KENYAN INVESTMENT FIRM SEEKS TO INTEREST MTN IN VIVENDI’S SAFRICOM STAKE
A leading Kenyan investment firm said last week it had approached South Africa’s MTN Group to lead a consortium in bidding for a stake in the country’s second largest mobile phone operator.
Tony Wainaina, the chief executive officer of ICDC Investment Co., said his company was eyeing a 60 percent stake in Kenyan mobile service provider Kencell that is owned by French-American media group Vivendi. It has said it wants to dispose of its interest in Kencell as part of a debt reduction plan.
Wainaina said a proposal put forward by the ICDC to mobile phone company MTN had also recommended that the expected MTN-led consortium should consider bidding for a third mobile licence offered by the government last month.
"We have already started talking in a very informal way with MTN trying to get them to take an interest in responding to the pre-qualification notice for the third cellular licence and the Vivendi opportunity," Wainaina told Reuters in an interview.

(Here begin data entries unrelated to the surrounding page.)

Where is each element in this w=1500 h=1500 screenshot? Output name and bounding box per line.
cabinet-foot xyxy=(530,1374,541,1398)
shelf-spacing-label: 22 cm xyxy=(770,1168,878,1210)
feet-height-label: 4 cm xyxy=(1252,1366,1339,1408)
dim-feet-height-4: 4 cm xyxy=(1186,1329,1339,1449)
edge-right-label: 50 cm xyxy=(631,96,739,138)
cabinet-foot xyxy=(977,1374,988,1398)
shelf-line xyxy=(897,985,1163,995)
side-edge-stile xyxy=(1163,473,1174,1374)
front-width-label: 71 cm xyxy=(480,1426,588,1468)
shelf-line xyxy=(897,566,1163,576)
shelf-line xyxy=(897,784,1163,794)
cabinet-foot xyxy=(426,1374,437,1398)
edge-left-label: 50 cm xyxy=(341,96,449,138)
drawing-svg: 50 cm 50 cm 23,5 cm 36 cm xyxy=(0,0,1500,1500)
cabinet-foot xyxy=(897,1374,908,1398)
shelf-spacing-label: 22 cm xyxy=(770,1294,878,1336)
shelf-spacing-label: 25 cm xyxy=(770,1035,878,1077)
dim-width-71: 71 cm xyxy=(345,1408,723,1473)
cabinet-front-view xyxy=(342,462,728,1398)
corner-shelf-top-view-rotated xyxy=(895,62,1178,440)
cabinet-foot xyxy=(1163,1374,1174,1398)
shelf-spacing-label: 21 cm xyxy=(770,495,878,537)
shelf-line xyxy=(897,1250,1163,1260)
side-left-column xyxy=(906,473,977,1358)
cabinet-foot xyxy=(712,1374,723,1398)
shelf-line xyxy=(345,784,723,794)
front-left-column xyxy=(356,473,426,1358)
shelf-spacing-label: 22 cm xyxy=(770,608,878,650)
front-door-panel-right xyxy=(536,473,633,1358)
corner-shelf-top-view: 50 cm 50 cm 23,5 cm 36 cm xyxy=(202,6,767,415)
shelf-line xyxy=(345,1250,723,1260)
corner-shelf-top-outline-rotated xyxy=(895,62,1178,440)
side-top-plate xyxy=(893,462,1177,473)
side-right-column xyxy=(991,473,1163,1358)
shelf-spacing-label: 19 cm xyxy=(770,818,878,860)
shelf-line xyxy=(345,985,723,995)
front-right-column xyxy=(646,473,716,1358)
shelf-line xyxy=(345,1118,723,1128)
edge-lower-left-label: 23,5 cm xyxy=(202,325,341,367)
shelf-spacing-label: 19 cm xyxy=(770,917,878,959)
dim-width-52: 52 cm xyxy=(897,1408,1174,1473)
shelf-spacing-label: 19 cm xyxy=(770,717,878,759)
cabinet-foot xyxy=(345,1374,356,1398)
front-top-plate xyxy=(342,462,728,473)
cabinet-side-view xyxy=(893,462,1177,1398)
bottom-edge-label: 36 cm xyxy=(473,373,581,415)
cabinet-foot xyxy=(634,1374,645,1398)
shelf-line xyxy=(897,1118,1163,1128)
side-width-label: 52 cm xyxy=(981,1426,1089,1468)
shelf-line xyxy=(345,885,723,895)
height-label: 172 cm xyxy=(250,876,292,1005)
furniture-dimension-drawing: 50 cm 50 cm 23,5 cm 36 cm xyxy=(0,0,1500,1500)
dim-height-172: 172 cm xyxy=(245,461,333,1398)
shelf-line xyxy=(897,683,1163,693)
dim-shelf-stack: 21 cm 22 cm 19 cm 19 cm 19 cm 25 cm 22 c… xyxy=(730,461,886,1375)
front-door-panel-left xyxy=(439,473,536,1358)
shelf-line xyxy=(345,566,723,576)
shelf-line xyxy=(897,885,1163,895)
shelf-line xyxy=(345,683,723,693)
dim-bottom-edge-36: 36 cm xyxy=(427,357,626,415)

Wainana said he expected a reply from MTN in the next few weeks. Kencell, which started operating in August 2000, has about 600,000 subscribers, compared with the 650,000-700,000 of competitor Safaricom, which is a joint venture between state-owned Telkom Kenya and Britain’s Vodafone.
In 1999, ICDC was part of a consortium led by MTN that competed for the second mobile licence but lost to a joint venture between Vivendi and local investment firm Sameer Group. The company was also part of the Mount Kenya Consortium, which won a bid to purchase a 49 percent stake in Telkom Kenya, but the government cancelled the deal in late 2001.
Wainaina said ICDC, which is the major shareholder in regional supermarket chain Uchumi and the local Coca Cola bottling company, remained keen to enter the telecoms sector. "We will continue until we get something because we feel that this is a sector that we cannot be left out of," Wainaina said.
MTN runs South Africa’s second largest cellphone network and has ventured into Africa in the face of a maturing market at home. It has businesses in western, eastern and central Africa.